It is rare that the week featuring Wisconsin vs. Minnesota arrives and the talk of historical impact in the Big Ten does not center around Paul Bunyan’s axe. That is exactly the case this year, as the devastating facts continue to surface in State College, Penn., and major announcements keep coming from Penn State University.
Legendary head coach Joe Paterno and college President Graham Spanier are out, as are athletic director Tim Curley and vice president Gary Shultz.
The situation at Penn State is virtually unthinkable.
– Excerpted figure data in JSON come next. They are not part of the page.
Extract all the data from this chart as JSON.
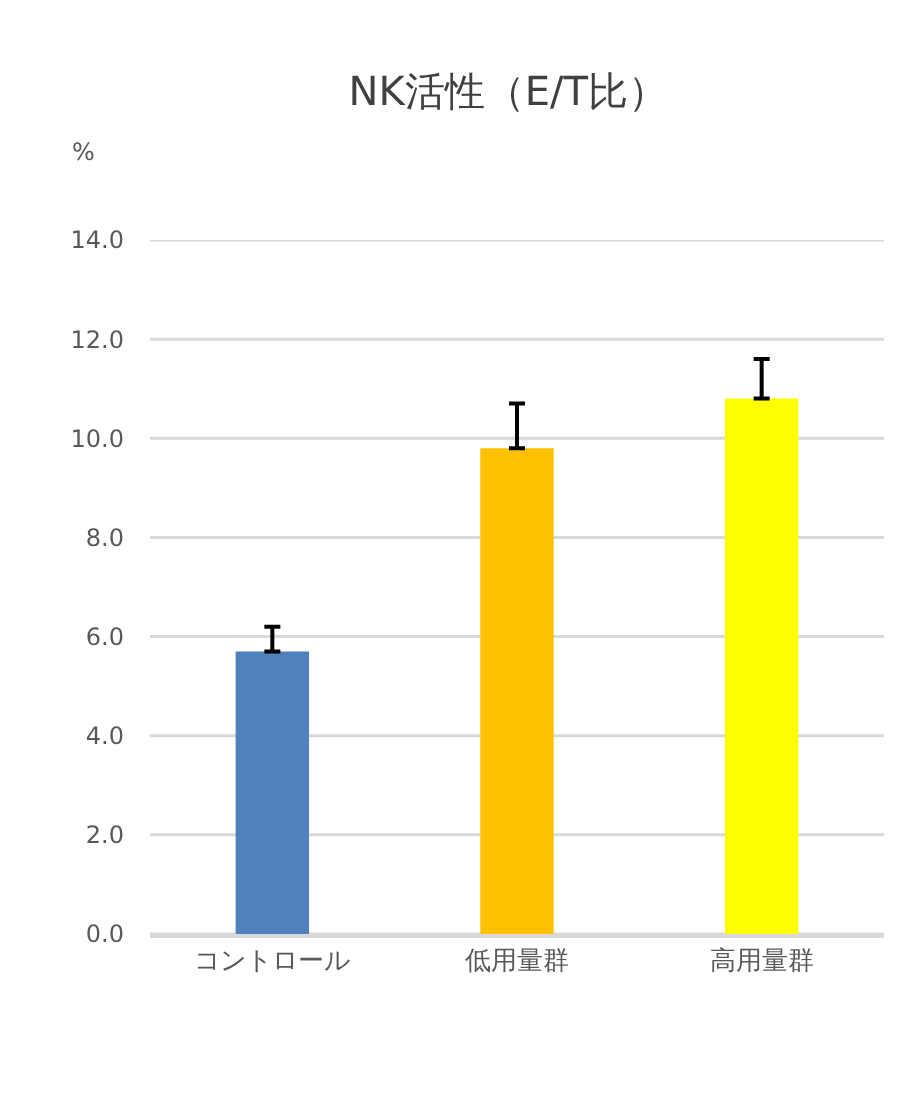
{
  "chart_data": {
    "type": "bar",
    "title": "NK活性（E/T比）",
    "ylabel": "%",
    "categories": [
      "コントロール",
      "低用量群",
      "高用量群"
    ],
    "values": [
      5.7,
      9.8,
      10.8
    ],
    "colors": [
      "#4f81bd",
      "#ffc000",
      "#ffff00"
    ],
    "errors": [
      0.5,
      0.9,
      0.8
    ],
    "ylim": [
      0,
      14
    ],
    "yticks": [
      {
        "value": 0,
        "label": "0.0"
      },
      {
        "value": 2,
        "label": "2.0"
      },
      {
        "value": 4,
        "label": "4.0"
      },
      {
        "value": 6,
        "label": "6.0"
      },
      {
        "value": 8,
        "label": "8.0"
      },
      {
        "value": 10,
        "label": "10.0"
      },
      {
        "value": 12,
        "label": "12.0"
      },
      {
        "value": 14,
        "label": "14.0"
      }
    ],
    "grid": "y"
  }
}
It puts football, amateur athletics—rivalries with 120 all-time matchups included—and sports in general into perspective in the most chilling way.
That being said, Wisconsin football players are generally not talking about it and—perspective aside—there are championship ramifications for every game from here out for UW.
The No. 16 Badgers (3-2 Big Ten, 7-2 overall) have enough on their plate without considering the opponent. UW still does not have a true road victory and the next foe has played its best ball of the season the last two weeks, beating Iowa at home and taking Michigan State to the wire in East Lansing.
Consider the fact that Paul Bunyan’s axe is on the line, and head coach Bret Bielema has kept it on the Badgers’ sideline since he took over in 2005, and the current status of each program seems slightly less meaningful.
“You can throw the records out the window because that game is always competitive down to the end and we have to be ready for a four-quarter battle,” said running backs coach Thomas Hammock, who is in his first year at UW after coaching for four at Minnesota.
Hammock coached running backs for three years before becoming offensive coordinator in his last year in the Twin Cities. After former head coach Tim Brewster was fired, Hammock called plays for the Gophers.
He’s not the only member of the team with ties, either. Redshirt junior defensive tackle Brandon Kelly hails from Eden Prairie, Minn., and said he still has a lot of friends on the opposing sideline. He committed to play at Minnesota for nine months before reversing course and joining Bielema’s program.
“I think they went 1-11 and Wisconsin was like, 11-1, and I was thinking to myself, ‘This can’t be right. I can’t be committed here,’” Kelly said. “The coaching staff did a great job recruiting me and I was just so attracted to the campus and the school itself.”
Dating back to 2003, the last four meetings between the teams in Minneapolis have been decided by a total of 14 points. That includes the last loss suffered by the Badgers in the series (37-34 in 2003) and one of the wildest Badger wins in recent history.
In 2005, UW capped an improbable comeback when Ben Strickland recovered a blocked punt in the end zone with 30 seconds remaining, erasing a 34-24 Gophers lead with 3:27 to play.
“I was watching that game and jumping up and down,” said redshirt junior center Peter Konz, who was a student at Neenah High School at the time. “Some of my friends said they were going to leave the house because the game was over and I said, ‘This isn’t soccer, you can score more than one point at a time.’”
The team takes time to talk about the rivalry through the week, and Konz said he has got all the motivation he needs.
“I’ve seen film of when they come run over to the sideline and I never want that to happen,” he said.